Premi internazionali, vendite in crescendo, segnalazioni, critiche lusinghiere. Il vino piemontese sembra vivere una stagione positiva. Ecco i segnali, con qualche, immancabile, ombra. Ma cominciamo dalle note liete. I vini “made in Piemonte” sono apprezzati in tutto il mondo, non è la soluta frase fatta, ma lo testimoniano le vendite che crescono soprattutto per gli spumanti, Asti e Moscato docg in testa, insieme a riconoscimenti internazionali che ultimamente hanno premiato case vinicole storiche conosciute per le produzioni selezionate ancorché limitate.
È il caso di due realtà astigiane: la Clemente Guasti, maison fondata nel 1946 con cantine e vigneti a Nizza Monferrato, e La Canellese, azienda a conduzione famigliare, attiva dal 1957, originaria di Canelli, ma con sede a Calamandrana, tra le poche aziende enologiche specializzate esclusivamente in vermouth, liquori e vini aromatizzati.
Per quanto riguarda Guasti il suo Barcarato, Barbera d’Asti docg Superiore Nizza 2006 è stato premiato con il massimo del punteggio nella categoria Barbera nell’ambito della manifestazione Prague Wine Trophy di Praga, che vedeva in lizza i vini qualitativamente più importanti e noti a livello europeo e quelli di Oltreoceano.
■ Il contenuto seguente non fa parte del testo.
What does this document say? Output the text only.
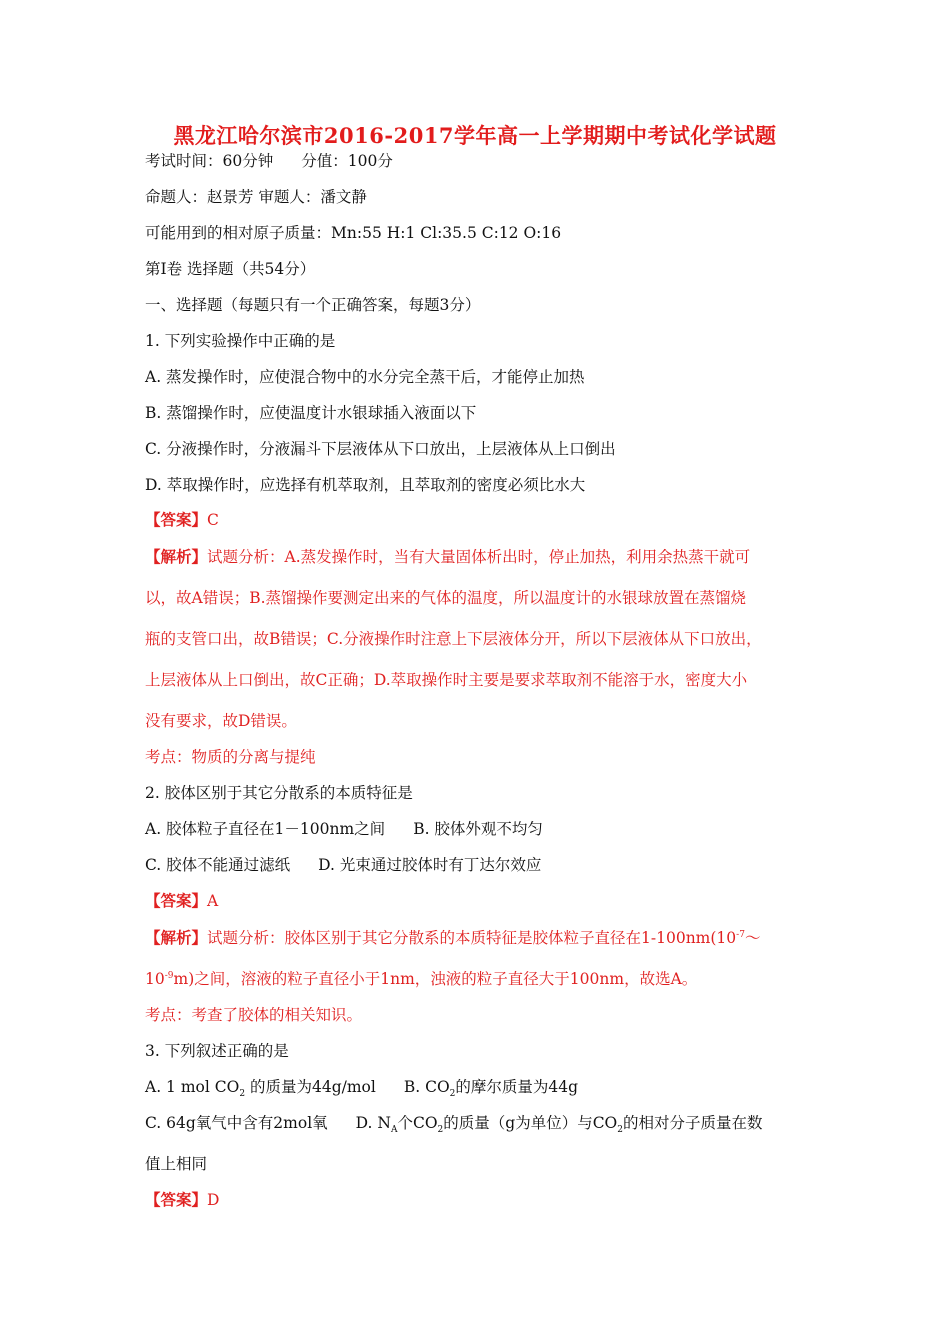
黑龙江哈尔滨市2016-2017学年高一上学期期中考试化学试题
考试时间：60分钟 分值：100分
命题人：赵景芳 审题人：潘文静
可能用到的相对原子质量：Mn:55 H:1 Cl:35.5 C:12 O:16
第Ⅰ卷 选择题（共54分）
一、选择题（每题只有一个正确答案，每题3分）
1. 下列实验操作中正确的是
A. 蒸发操作时，应使混合物中的水分完全蒸干后，才能停止加热
B. 蒸馏操作时，应使温度计水银球插入液面以下
C. 分液操作时，分液漏斗下层液体从下口放出，上层液体从上口倒出
D. 萃取操作时，应选择有机萃取剂，且萃取剂的密度必须比水大
【答案】C
【解析】试题分析：A.蒸发操作时，当有大量固体析出时，停止加热，利用余热蒸干就可
以，故A错误；B.蒸馏操作要测定出来的气体的温度，所以温度计的水银球放置在蒸馏烧
瓶的支管口出，故B错误；C.分液操作时注意上下层液体分开，所以下层液体从下口放出，
上层液体从上口倒出，故C正确；D.萃取操作时主要是要求萃取剂不能溶于水，密度大小
没有要求，故D错误。
考点：物质的分离与提纯
2. 胶体区别于其它分散系的本质特征是
A. 胶体粒子直径在1－100nm之间 B. 胶体外观不均匀
C. 胶体不能通过滤纸 D. 光束通过胶体时有丁达尔效应
【答案】A
【解析】试题分析：胶体区别于其它分散系的本质特征是胶体粒子直径在$1-100nm(10^{-7}\sim$
$10^{-9}m$)之间，溶液的粒子直径小于1nm，浊液的粒子直径大于100nm，故选A。
考点：考查了胶体的相关知识。
3. 下列叙述正确的是
A. 1 mol $CO_2$ 的质量为44g/mol B. $CO_2$的摩尔质量为44g
C. 64g氧气中含有2mol氧 D. $N_A$个$CO_2$的质量（g为单位）与$CO_2$的相对分子质量在数
值上相同
【答案】D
Invece i vermouth della linea “Vento Solare” de La Canellese, realizzati secondo la ricetta tradizionale piemontese, sono stati premiati al Prodexpo di Mosca, per «l’alta qualità e il packaging originale».
Ma non finisce qui. Nell’ultimo numero in edicola di Panorama, la collega Fiammetta Fadda, nel suo servizio “C’è del nuovo in cantina” sui vini emergenti di produzione biologica – ancorché i vini bio di fatto in Italia non esistono, perché non c’è ancora una regolamentazione ufficiale come ha dichiarato pubblicamente il parlamentare del Pd Massimo Fiorio della Commissione Agricoltura della Camera – indica ben quattro maison piemontesi: l’alessandrina Ricci con il suo Giallo di Costa; le albesi Parusso e Pecchenino con due selezioni 2007 di Barolo e Favaro-Le Chiusure con l’Erbaluce di Caluso 2008.
Peccato che la Fadda non abbia segnalato nessun bio-spumante emergente – eppure ci sono, come ad esempio l’Asti docg biologico Di Michela di Torelli (Bubbio) – proprio della regione che lo spumante italiano lo ha inventato. Colpa del solito basso profilo dei bogia-nen piemontesi. Forse. Certo è che in tema di bollicine veneti e lombardi sono molto più attivi e presenti, dimostrazione ne sia che su quattro spumanti bio segnalati due sono lombardi, uno veneto e, utite udite, uno emiliano. Del Piemonte neppure l’ombra.
Siamo contenti? Sì, siamo contenti, non fosse per le solite diatribe che agitano, inutilmente e inspiegabilmente il mondo del vino piemontese, più legate a faide personali che a reali esigenze del comparto. Speriamo che passino come il maldipancia dei neonati.